# Parallel Processing in Python
- simple threading system
- threads run under one process and share memory
- has some concurrent data structures, like queues, locks, semaphores
- roughly similar to Java concurrency facilities
- [doc](https://docs.python.org/3.5/library/threading.html#module-threading)
- generators are a way to do "manually scheduled threads"

In [1]:
import time
import threading

def counter(n):
    for j in range(n):
        print('count is', j)
        time.sleep(1)

t = threading.Thread(target=counter, args=[5])
t.start()

count is 0
count is 1
count is 2
count is 3
count is 4


# concurrent programming
- REALLY REALLY hard
- simple example of a [race condition](https://en.wikipedia.org/wiki/Race_condition)

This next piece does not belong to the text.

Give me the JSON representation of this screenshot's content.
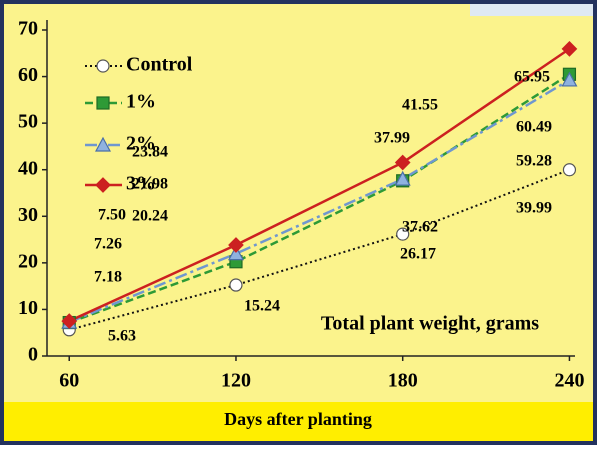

# Global Interpreter Lock(GIL)
- CPython solves the concurrency problem by NOT being concurrent!
- The GIL can only be aquired by ONE thread at a time
- No matter how many threads you have, only ONE core will be used
- Really bad for CPU bound tasks
- GIL is released during I/O, so not so bad for I/O bound tasks
- for CPU bound tasks, use can separate processes, instead of threads
- however, processes are more "heavyweight" than threads, and do not share memory
- can move CPU bound tasks into to C - ctypes releases the GIL on a C function call
- Java and C++ do not have this problem
- Java has excellent concurrency facilities

# multiprocessing module
- run multiple Python processes
- avoids the GIL, but more expensive
- [doc](https://docs.python.org/3.5/library/multiprocessing.html)

In [2]:
from multiprocessing import Pool

def square(x):
    return x*x

# make a pool of 5 pythons
# each square call will run in a separate Python executable

p = Pool(5)
print(p.map(square, [1, 2, 3]))

[1, 4, 9]


In [3]:
p.close()